Aside from its theatrical heritage, the town is an attractive and historic location in its own right. As well as the professional performances at the Royal Shakespeare Company and Civic Hall Theatres, you can discover new authors at the Literary Festival, sample the delights of local produce at the Food Festival, experience music in the parks, river racing, river cruising, walks along the river and canal network or simply relax and take in the atmosphere that is Shakespeare's Stratford.
Whether you fancy afternoon tea, a pub lunch or a classic cuisine in brasserie, Stratford upon Avon has a wide variety of choice. Many restaurants use locally sourced produce and offer local and international cuisine; a number of which have attained excellent awards. Many restaurants offer pre-theatre dinners, timed to ensure you don’t miss the performance.
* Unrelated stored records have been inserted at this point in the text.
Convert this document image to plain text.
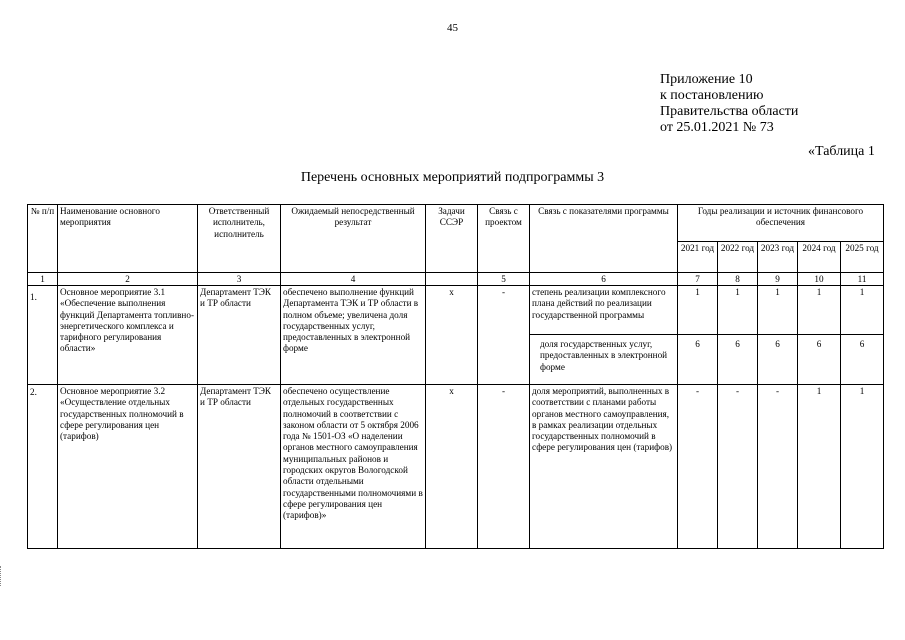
45
Приложение 10
к постановлению
Правительства области
от 25.01.2021 № 73
«Таблица 1
Перечень основных мероприятий подпрограммы 3
№ п/п	Наименование основного мероприятия	Ответственный исполнитель, исполнитель	Ожидаемый непосредственный результат	Задачи ССЭР	Связь с проектом	Связь с показателями программы	Годы реализации и источник финансового обеспечения				
							2021 год	2022 год	2023 год	2024 год	2025 год
1	2	3	4		5	6	7	8	9	10	11
1.	Основное мероприятие 3.1 «Обеспечение выполнения функций Департамента топливно-энергетического комплекса и тарифного регулирования области»	Департамент ТЭК и ТР области	обеспечено выполнение функций Департамента ТЭК и ТР области в полном объеме; увеличена доля государственных услуг, предоставленных в электронной форме	х	-	степень реализации комплексного плана действий по реализации государственной программы	1	1	1	1	1
						доля государственных услуг, предоставленных в электронной форме	6	6	6	6	6
2.	Основное мероприятие 3.2 «Осуществление отдельных государственных полномочий в сфере регулирования цен (тарифов)	Департамент ТЭК и ТР области	обеспечено осуществление отдельных государственных полномочий в соответствии с законом области от 5 октября 2006 года № 1501-ОЗ «О наделении органов местного самоуправления муниципальных районов и городских округов Вологодской области отдельными государственными полномочиями в сфере регулирования цен (тарифов)»	х	-	доля мероприятий, выполненных в соответствии с планами работы органов местного самоуправления, в рамках реализации отдельных государственных полномочий в сфере регулирования цен (тарифов)	-	-	-	1	1
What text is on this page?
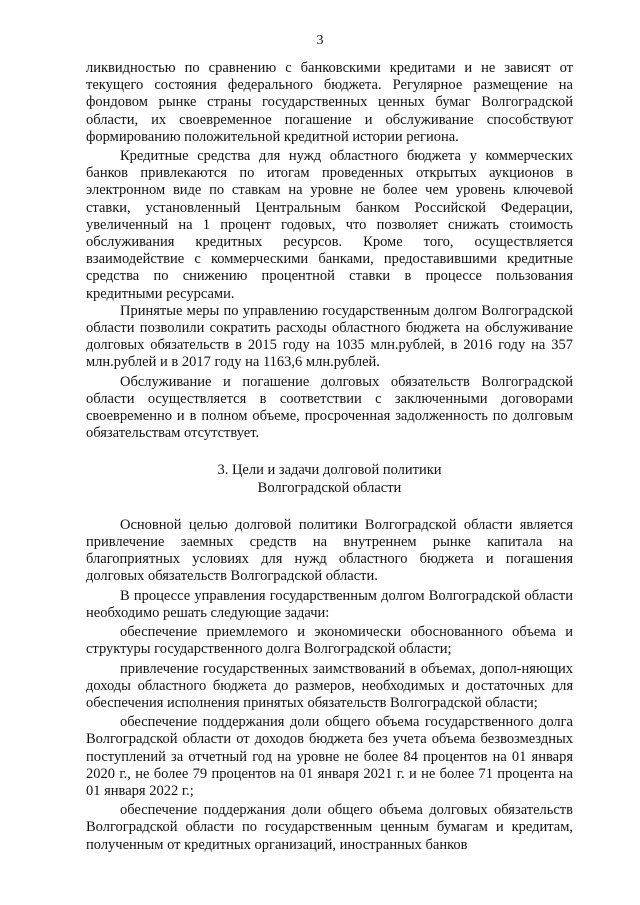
3

ликвидностью по сравнению с банковскими кредитами и не зависят от текущего состояния федерального бюджета. Регулярное размещение на фондовом рынке страны государственных ценных бумаг Волгоградской области, их своевременное погашение и обслуживание способствуют формированию положительной кредитной истории региона.

Кредитные средства для нужд областного бюджета у коммерческих банков привлекаются по итогам проведенных открытых аукционов в электронном виде по ставкам на уровне не более чем уровень ключевой ставки, установленный Центральным банком Российской Федерации, увеличенный на 1 процент годовых, что позволяет снижать стоимость обслуживания кредитных ресурсов. Кроме того, осуществляется взаимодействие с коммерческими банками, предоставившими кредитные средства по снижению процентной ставки в процессе пользования кредитными ресурсами.

Принятые меры по управлению государственным долгом Волгоградской области позволили сократить расходы областного бюджета на обслуживание долговых обязательств в 2015 году на 1035 млн.рублей, в 2016 году на 357 млн.рублей и в 2017 году на 1163,6 млн.рублей.

Обслуживание и погашение долговых обязательств Волгоградской области осуществляется в соответствии с заключенными договорами своевременно и в полном объеме, просроченная задолженность по долговым обязательствам отсутствует.

3. Цели и задачи долговой политики
Волгоградской области

Основной целью долговой политики Волгоградской области является привлечение заемных средств на внутреннем рынке капитала на благоприятных условиях для нужд областного бюджета и погашения долговых обязательств Волгоградской области.

В процессе управления государственным долгом Волгоградской области необходимо решать следующие задачи:

обеспечение приемлемого и экономически обоснованного объема и структуры государственного долга Волгоградской области;

привлечение государственных заимствований в объемах, допол-няющих доходы областного бюджета до размеров, необходимых и достаточных для обеспечения исполнения принятых обязательств Волгоградской области;

обеспечение поддержания доли общего объема государственного долга Волгоградской области от доходов бюджета без учета объема безвозмездных поступлений за отчетный год на уровне не более 84 процентов на 01 января 2020 г., не более 79 процентов на 01 января 2021 г. и не более 71 процента на 01 января 2022 г.;

обеспечение поддержания доли общего объема долговых обязательств Волгоградской области по государственным ценным бумагам и кредитам, полученным от кредитных организаций, иностранных банков
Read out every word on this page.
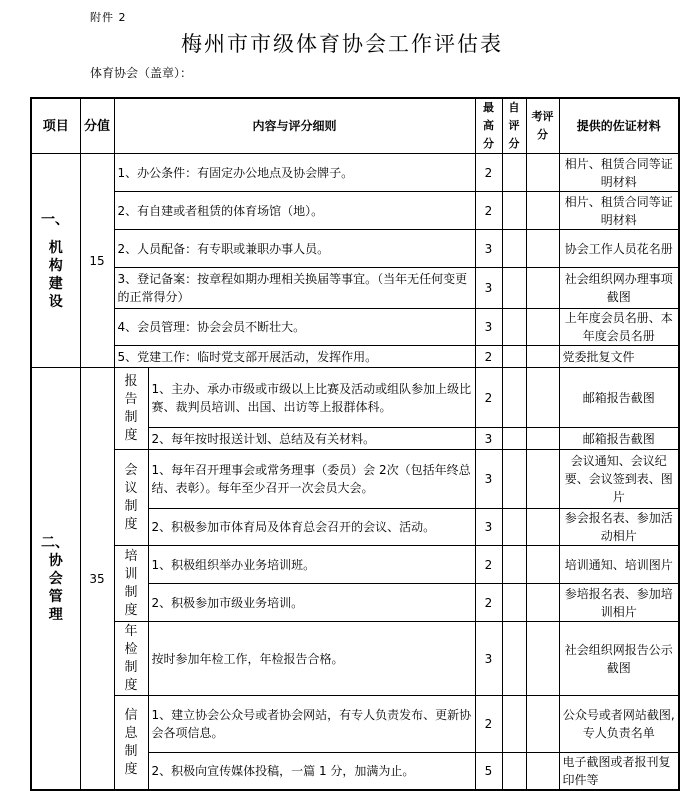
附件 2
梅州市市级体育协会工作评估表
体育协会（盖章）：
项目	分值	内容与评分细则		最高分	自评分	考评分	提供的佐证材料

一、
机
构
建
设	15	1、办公条件：有固定办公地点及协会牌子。		2			相片、租赁合同等证明材料
		2、有自建或者租赁的体育场馆（地）。		2			相片、租赁合同等证明材料
		2、人员配备：有专职或兼职办事人员。		3			协会工作人员花名册
		3、登记备案：按章程如期办理相关换届等事宜。（当年无任何变更的正常得分）		3			社会组织网办理事项截图
		4、会员管理：协会会员不断壮大。		3			上年度会员名册、本年度会员名册
		5、党建工作：临时党支部开展活动，发挥作用。		2			党委批复文件

二、
协
会
管
理	35	报告制度	1、主办、承办市级或市级以上比赛及活动或组队参加上级比赛、裁判员培训、出国、出访等上报群体科。	2			邮箱报告截图
			2、每年按时报送计划、总结及有关材料。	3			邮箱报告截图

		会议制度	1、每年召开理事会或常务理事（委员）会 2次（包括年终总结、表彰）。每年至少召开一次会员大会。	3			会议通知、会议纪要、会议签到表、图片
			2、积极参加市体育局及体育总会召开的会议、活动。	3			参会报名表、参加活动相片

		培训制度	1、积极组织举办业务培训班。	2			培训通知、培训图片
			2、积极参加市级业务培训。	2			参培报名表、参加培训相片

		年检制度	按时参加年检工作，年检报告合格。	3			社会组织网报告公示截图

		信息制度	1、建立协会公众号或者协会网站，有专人负责发布、更新协会各项信息。	2			公众号或者网站截图,专人负责名单
			2、积极向宣传媒体投稿，一篇 1 分，加满为止。	5			电子截图或者报刊复印件等
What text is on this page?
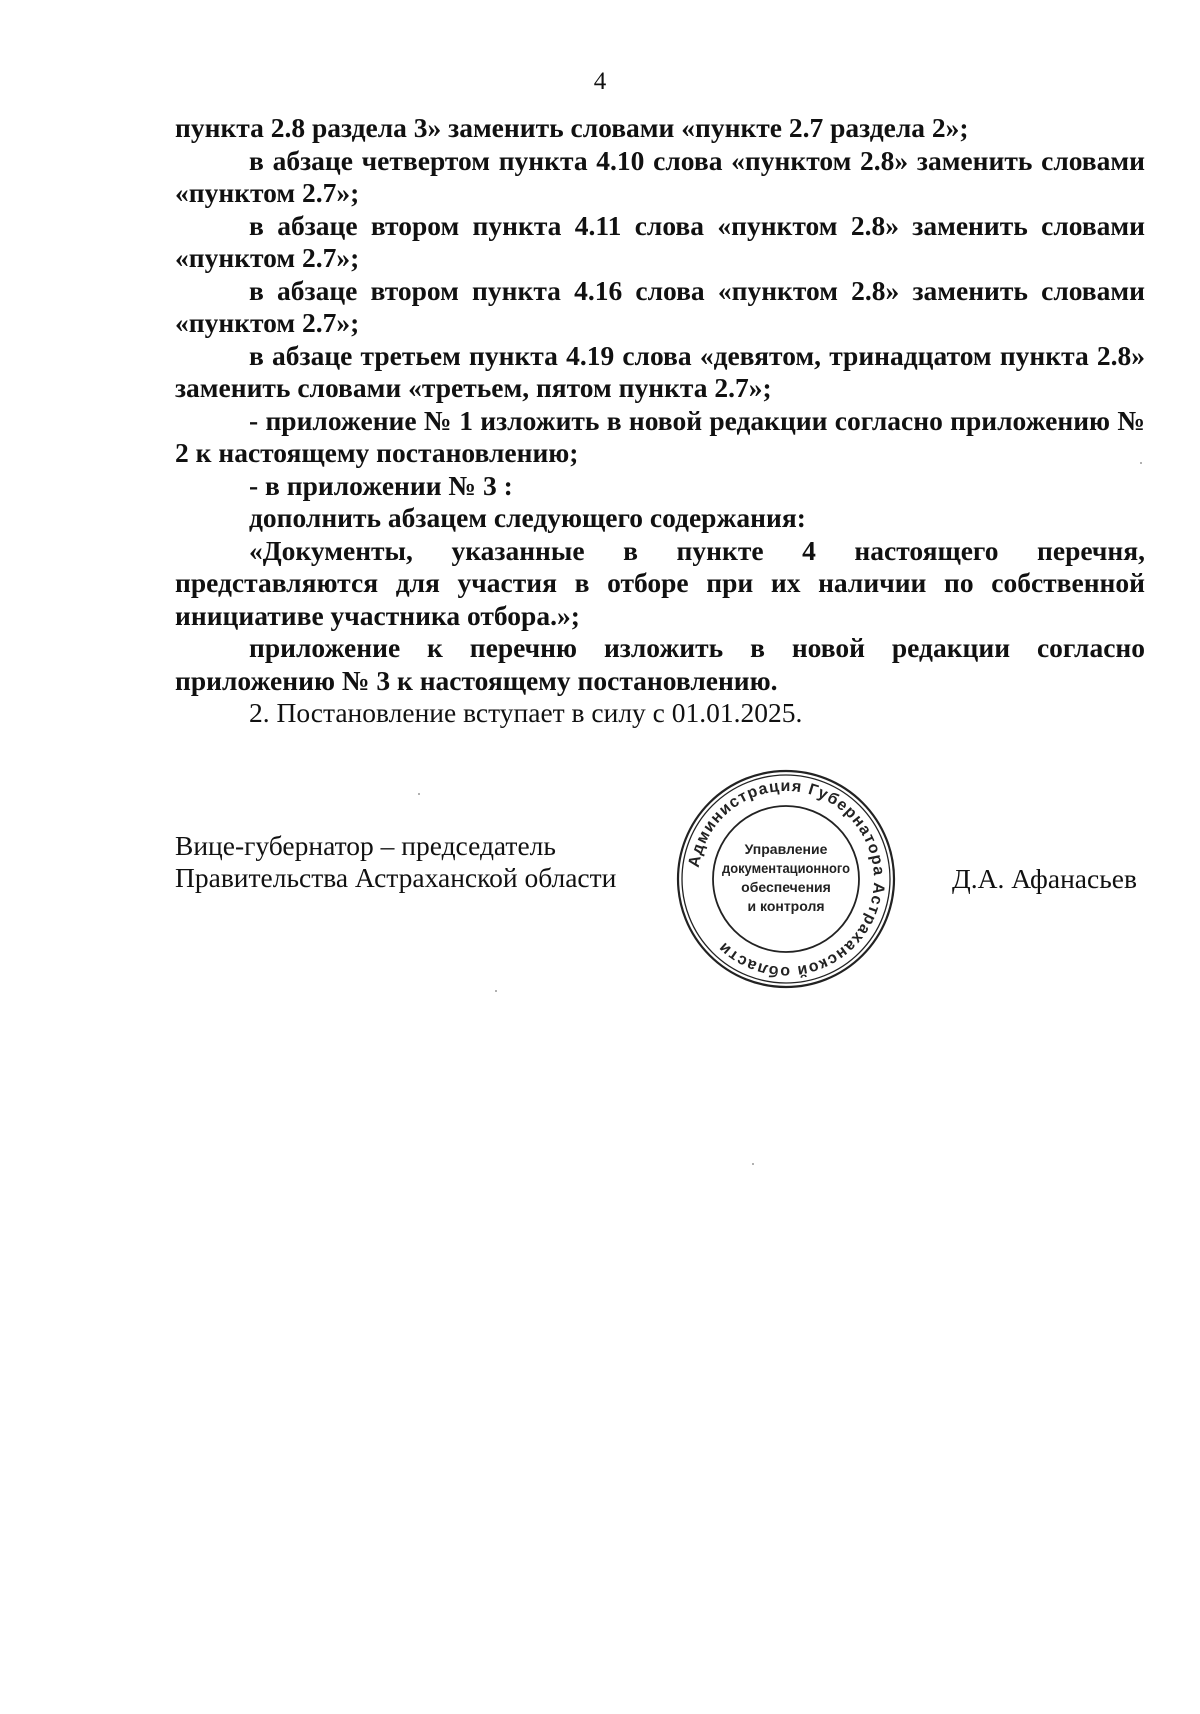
4

пункта 2.8 раздела 3» заменить словами «пункте 2.7 раздела 2»;

в абзаце четвертом пункта 4.10 слова «пунктом 2.8» заменить словами «пунктом 2.7»;

в абзаце втором пункта 4.11 слова «пунктом 2.8» заменить словами «пунктом 2.7»;

в абзаце втором пункта 4.16 слова «пунктом 2.8» заменить словами «пунктом 2.7»;

в абзаце третьем пункта 4.19 слова «девятом, тринадцатом пункта 2.8» заменить словами «третьем, пятом пункта 2.7»;

- приложение № 1 изложить в новой редакции согласно приложению № 2 к настоящему постановлению;

- в приложении № 3 :

дополнить абзацем следующего содержания:

«Документы, указанные в пункте 4 настоящего перечня, представляются для участия в отборе при их наличии по собственной инициативе участника отбора.»;

приложение к перечню изложить в новой редакции согласно приложению № 3 к настоящему постановлению.

2. Постановление вступает в силу с 01.01.2025.

Вице-губернатор – председатель
Правительства Астраханской области
Администрация Губернатора Астраханской области
Управление
документационного
обеспечения
и контроля
Д.А. Афанасьев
Within a short journey from Stratford itself you can enjoy Blenheim Palace and the Cotswolds to the south, Worcester and the Malverns to the west, and The pump rooms at Royal Leamington Spa, Warwick Castle and Henley in Arden to the north. With easy road, rail and airport access and excellent schooling in the area, Stratford is a unique and most desirable place in which to live.
Properties in Stratford
Stratford-upon-Avon estate agent, Knight Frank, covers the beautiful countryside of Warwickshire, an area with some of the most prestigious property for sale in England. Whether you are looking for an imposing mansion, a country cottage, town centre apartment, Regency townhouse, Victorian terrace or Georgian manor house, a farm estate or a modern family home; Knight Frank can help you find the property that’s right for you.
Founded by Saxons in the 7th century, the name Stratford-upon-Avon is made up of Celtic and Saxon words with straet, meaning "street", and ford, meaning that a Roman road forded the River Avon at the site of the town. A typical village until the 12th century, it was transformed into a town and granted the right to hold weekly markets by King Richard I in 1196. On 23 April 1564, William Shakespeare was born in a house on Henley Street. He married Anne Hathaway and moved to London, beginning a successful career as an actor, writer and part owner of a playing company called the Lord Chamberlain’s Men, later known as the King’s Men. Shakespeare spent the last five years of his life in Stratford, by now a wealthy man. He died on 23 April 1616 and was buried in Holy Trinity Church in Stratford. In 1769 the actor David Garrick staged a major Shakespeare Jubilee which saw the construction of a large rotunda and the influx of many visitors for the three day event. This contributed to the growing phenomenon of Bardolatry which made Stratford a major tourist destination.